Freezing food is a good way to preserve it, but requires access to a freezer and careful preparation to maintain quality. It can alter texture and flavor and is not suitable for areas with frequent energy shortages.
The advantages and disadvantages of preserving food by freezing are significant and varied, and require those wishing to engage in food preservation to consider the resources they have to adequately freeze foods. While freezing food is generally a good way to keep food in good condition and safe from bacterial contamination, it is an inappropriate storage technique in areas that experience frequent energy shortages or where residents do not have access to freezers. Also, this process requires special handling and packaging of the food before placing it in the freezer if the food is to maintain its quality. On the other hand, these preparations are generally less complex than those required for some other types of food preservation, such as dehydrating, smoking or canning.

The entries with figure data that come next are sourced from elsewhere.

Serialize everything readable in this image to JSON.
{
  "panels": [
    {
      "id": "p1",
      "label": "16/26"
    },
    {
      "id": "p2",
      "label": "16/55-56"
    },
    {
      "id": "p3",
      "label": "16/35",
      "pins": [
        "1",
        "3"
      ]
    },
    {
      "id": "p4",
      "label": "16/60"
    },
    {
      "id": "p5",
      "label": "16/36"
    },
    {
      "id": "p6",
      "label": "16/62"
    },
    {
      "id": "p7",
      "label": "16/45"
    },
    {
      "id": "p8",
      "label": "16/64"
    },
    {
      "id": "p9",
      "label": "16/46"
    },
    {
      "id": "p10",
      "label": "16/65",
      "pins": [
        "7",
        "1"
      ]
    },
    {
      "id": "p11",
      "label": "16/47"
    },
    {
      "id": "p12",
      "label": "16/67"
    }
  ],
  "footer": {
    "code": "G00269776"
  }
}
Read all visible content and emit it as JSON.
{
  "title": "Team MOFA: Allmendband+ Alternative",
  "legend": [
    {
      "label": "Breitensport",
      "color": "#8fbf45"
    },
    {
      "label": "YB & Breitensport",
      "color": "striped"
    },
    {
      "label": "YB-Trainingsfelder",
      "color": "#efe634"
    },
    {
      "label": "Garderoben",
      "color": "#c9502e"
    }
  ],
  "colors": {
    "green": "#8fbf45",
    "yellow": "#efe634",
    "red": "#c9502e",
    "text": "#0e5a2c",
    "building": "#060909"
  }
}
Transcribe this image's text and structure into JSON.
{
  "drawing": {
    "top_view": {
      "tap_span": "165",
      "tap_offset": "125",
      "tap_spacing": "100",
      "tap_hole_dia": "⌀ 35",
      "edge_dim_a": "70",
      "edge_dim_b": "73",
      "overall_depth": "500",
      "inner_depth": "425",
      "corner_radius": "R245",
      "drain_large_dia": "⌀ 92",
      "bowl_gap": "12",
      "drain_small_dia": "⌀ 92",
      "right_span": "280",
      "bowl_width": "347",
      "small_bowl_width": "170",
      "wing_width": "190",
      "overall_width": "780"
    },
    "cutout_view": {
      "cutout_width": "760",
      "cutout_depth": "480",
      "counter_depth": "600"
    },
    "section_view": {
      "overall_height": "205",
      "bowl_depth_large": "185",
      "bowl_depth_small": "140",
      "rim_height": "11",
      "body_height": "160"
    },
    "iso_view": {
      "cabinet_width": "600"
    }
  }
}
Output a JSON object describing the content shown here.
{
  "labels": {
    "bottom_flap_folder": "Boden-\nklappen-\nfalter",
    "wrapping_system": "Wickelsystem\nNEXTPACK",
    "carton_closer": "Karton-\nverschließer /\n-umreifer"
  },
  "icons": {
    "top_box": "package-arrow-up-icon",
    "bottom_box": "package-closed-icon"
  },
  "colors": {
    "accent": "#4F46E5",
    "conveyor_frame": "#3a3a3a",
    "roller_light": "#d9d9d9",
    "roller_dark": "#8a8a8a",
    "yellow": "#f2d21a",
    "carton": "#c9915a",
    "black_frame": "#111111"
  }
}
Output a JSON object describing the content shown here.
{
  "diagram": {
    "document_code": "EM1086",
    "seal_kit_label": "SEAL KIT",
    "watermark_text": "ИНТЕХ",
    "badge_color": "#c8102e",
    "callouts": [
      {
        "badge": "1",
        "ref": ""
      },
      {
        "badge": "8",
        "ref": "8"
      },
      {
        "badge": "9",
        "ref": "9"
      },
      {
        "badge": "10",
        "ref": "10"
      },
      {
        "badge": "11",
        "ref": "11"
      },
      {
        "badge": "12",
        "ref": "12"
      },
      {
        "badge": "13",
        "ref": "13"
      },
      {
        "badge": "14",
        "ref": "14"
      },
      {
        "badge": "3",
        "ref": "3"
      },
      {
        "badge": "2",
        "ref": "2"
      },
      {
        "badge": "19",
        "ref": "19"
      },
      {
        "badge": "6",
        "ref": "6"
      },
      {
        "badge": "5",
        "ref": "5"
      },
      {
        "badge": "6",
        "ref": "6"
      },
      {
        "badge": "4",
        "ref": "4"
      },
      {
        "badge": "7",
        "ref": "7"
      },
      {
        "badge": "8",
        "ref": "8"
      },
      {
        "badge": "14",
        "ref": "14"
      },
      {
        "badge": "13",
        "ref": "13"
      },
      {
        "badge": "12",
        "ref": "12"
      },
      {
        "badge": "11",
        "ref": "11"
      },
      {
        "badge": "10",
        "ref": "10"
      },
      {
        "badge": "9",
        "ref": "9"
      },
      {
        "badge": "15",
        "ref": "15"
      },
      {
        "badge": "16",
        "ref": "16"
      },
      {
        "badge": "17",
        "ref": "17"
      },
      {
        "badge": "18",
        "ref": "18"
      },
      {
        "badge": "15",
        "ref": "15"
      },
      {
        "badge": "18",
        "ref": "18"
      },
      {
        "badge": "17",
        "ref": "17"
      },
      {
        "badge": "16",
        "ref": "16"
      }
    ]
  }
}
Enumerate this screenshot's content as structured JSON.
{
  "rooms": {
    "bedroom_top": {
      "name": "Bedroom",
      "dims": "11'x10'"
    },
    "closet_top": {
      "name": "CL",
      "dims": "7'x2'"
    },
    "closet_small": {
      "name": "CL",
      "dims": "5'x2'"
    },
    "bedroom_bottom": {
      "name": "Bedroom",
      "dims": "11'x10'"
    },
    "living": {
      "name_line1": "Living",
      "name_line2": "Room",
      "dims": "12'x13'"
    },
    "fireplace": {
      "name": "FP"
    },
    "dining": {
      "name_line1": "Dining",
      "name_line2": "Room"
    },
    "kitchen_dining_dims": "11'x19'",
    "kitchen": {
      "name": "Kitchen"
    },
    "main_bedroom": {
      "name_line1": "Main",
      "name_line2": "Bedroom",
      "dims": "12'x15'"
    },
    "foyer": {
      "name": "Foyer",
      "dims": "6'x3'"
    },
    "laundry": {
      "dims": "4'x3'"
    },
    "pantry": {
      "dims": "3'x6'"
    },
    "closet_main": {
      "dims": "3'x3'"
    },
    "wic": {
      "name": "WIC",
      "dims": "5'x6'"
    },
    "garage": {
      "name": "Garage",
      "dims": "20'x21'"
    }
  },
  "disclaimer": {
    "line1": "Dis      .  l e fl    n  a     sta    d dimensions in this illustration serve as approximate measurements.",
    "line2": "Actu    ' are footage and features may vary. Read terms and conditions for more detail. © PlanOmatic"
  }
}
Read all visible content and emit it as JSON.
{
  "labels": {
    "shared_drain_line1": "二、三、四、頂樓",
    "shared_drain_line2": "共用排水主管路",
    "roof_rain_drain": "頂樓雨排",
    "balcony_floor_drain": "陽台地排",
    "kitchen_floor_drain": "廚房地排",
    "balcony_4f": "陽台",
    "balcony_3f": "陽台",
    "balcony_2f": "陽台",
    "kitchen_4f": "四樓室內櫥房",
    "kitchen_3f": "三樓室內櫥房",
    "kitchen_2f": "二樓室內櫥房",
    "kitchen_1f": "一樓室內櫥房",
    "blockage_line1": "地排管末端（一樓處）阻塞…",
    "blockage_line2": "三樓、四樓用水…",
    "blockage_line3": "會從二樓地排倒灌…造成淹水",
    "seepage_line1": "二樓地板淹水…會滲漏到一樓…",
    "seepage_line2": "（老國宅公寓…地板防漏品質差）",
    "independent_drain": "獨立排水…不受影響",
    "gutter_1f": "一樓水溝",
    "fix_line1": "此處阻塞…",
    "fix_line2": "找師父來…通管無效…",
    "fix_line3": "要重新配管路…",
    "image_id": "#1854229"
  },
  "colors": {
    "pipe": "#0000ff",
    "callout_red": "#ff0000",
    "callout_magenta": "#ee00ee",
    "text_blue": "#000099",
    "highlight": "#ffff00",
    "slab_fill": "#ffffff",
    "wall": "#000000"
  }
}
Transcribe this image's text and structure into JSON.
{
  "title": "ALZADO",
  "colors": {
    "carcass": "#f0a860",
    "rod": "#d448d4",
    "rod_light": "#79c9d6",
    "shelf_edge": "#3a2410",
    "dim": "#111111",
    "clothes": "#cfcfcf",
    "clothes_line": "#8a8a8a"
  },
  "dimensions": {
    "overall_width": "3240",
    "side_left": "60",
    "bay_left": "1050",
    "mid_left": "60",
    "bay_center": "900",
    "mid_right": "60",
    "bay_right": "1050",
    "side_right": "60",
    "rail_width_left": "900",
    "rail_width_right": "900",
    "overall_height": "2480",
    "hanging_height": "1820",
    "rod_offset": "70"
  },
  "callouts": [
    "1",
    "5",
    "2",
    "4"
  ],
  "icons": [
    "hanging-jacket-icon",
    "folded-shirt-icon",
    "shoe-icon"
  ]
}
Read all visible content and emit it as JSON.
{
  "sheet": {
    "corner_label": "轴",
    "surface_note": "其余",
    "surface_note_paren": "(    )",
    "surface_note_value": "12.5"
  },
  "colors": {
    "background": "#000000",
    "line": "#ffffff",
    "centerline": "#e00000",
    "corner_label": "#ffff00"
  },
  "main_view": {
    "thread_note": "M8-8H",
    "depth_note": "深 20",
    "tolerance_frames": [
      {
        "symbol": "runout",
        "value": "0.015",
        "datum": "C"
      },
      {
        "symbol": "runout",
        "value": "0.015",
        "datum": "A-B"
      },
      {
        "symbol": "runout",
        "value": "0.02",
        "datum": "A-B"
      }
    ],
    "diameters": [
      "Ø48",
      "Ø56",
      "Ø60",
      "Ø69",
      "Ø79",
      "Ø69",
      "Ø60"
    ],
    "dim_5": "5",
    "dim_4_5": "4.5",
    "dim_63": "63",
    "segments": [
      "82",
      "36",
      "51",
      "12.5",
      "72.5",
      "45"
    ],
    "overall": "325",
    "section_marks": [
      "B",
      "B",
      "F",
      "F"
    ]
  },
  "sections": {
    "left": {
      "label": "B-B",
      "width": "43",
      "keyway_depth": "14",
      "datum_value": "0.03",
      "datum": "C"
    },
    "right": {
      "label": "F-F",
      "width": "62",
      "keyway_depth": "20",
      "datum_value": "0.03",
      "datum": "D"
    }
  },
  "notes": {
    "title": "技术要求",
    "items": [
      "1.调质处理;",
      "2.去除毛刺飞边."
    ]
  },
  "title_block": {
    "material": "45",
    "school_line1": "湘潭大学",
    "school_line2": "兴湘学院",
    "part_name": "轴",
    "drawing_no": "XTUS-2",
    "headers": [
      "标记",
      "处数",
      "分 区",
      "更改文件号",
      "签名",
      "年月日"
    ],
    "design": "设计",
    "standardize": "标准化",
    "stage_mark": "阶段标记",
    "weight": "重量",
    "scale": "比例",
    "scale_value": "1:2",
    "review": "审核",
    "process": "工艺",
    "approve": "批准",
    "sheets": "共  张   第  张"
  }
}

Many people engage in food preservation by freezing as a way to keep foods fresh without adding additional liquids or preservatives that can change the flavor and texture of a fresh food. Also, most kitchens in industrialized countries contain a freezer which makes it a convenient form of food storage that does not acquire special equipment in most cases. Provided a freezer can maintain a temperature below 0 degrees Fahrenheit (17.8 degrees Celsius), many types of food can be stored safely for months.
Problems with preserving food by freezing depend on several factors. The most obvious problem is that it comes down to having access to a container that can keep food at a consistently low temperature. Even if freezers are available, the problem of ensuring an adequate energy supply to the freezer remains. In communities where utilities are low, it may be better to use other food preservation methods.
Another problem with preserving food by freezing is that freezing can alter the texture and flavor of the food. In order to reduce the chances of this happening, an individual must take steps to prepare food in advance for the freezing process. For example, vegetables will generally be of better quality if blanched before freezing. It is also important to wrap food carefully if frozen food is exposed to air while in its packaging as it can dry out and develop what is known as ‘freezer burn’. This has a negative effect on both the flavor and texture of the food, although it doesn’t make it unsafe.